Frex, when I built the sea monster ecosystem for Torn World, I gave each species a role in the ecosystem (predator, omnivore, prey) and a reason for conflicting with people. Those reasons included a huge variety of things like: boats look like food, boats look sexy, a boat can be wrecked to make a great nest, territorial as fuck, fishnets are full of food, and likes to lounge on the same kinds of beaches as humans. So the methods for dealing with one were different than another, and water travel was really fucking dangerous -- they had a whole class of characters called warsailors who whole job was watching for and dealing with sea monsters. It's a simplified version of a real ecosystem's complexity, but it makes sense because it is inspired by that.

Something like that for a game where you have to cross territory, and either pack enough supplies or forage along the way, makes it possible to create variations in experiences during travel without having to hand-code a ton of individual scenes. It also allows players to learn about a setting naturally as they move through it. Imagine the fun of just showing 3-foot-wide monster tracks by the stream and panicking the player, but the thing is only active 2 hours a day!

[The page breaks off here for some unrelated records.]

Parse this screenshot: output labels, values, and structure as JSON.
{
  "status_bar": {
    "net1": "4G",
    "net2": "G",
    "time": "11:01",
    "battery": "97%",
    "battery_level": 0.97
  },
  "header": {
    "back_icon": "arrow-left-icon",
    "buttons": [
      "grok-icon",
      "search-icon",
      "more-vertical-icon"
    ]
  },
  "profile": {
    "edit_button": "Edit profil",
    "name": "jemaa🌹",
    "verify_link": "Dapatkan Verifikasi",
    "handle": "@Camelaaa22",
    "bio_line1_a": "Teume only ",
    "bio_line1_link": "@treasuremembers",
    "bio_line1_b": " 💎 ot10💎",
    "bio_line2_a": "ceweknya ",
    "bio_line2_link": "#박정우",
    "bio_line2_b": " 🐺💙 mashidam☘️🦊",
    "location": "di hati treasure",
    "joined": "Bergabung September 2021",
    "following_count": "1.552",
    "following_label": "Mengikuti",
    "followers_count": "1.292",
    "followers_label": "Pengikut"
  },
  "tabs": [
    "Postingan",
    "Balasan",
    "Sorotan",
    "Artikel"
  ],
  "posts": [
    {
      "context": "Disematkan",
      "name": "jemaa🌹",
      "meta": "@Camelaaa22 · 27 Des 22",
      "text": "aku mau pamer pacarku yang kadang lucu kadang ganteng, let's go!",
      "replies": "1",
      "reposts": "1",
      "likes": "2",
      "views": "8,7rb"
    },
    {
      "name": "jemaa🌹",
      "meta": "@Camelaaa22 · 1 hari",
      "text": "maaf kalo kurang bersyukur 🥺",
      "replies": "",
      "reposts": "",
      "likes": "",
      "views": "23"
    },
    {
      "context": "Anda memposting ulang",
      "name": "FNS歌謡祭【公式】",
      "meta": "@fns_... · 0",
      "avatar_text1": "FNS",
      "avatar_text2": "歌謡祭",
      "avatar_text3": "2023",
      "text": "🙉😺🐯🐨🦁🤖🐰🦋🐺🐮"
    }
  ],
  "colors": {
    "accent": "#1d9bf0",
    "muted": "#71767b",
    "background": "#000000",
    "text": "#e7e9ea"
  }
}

Oh, that reminds me: giant animals actually are the norm. Humans here wiped out 98% of animal bodymass in the Holocene extinctions. Ignore anyone who tells you that loading a game with giant creatures is unrealistic. Have fun with that. I stumbled across the number while trying to figure out why there was a gator the size of a fucking bus in Peculiar Obligations that I definitely did not put there on purpose. Took me a while to work out that slightly lowering human aggression meant fewer extinctions.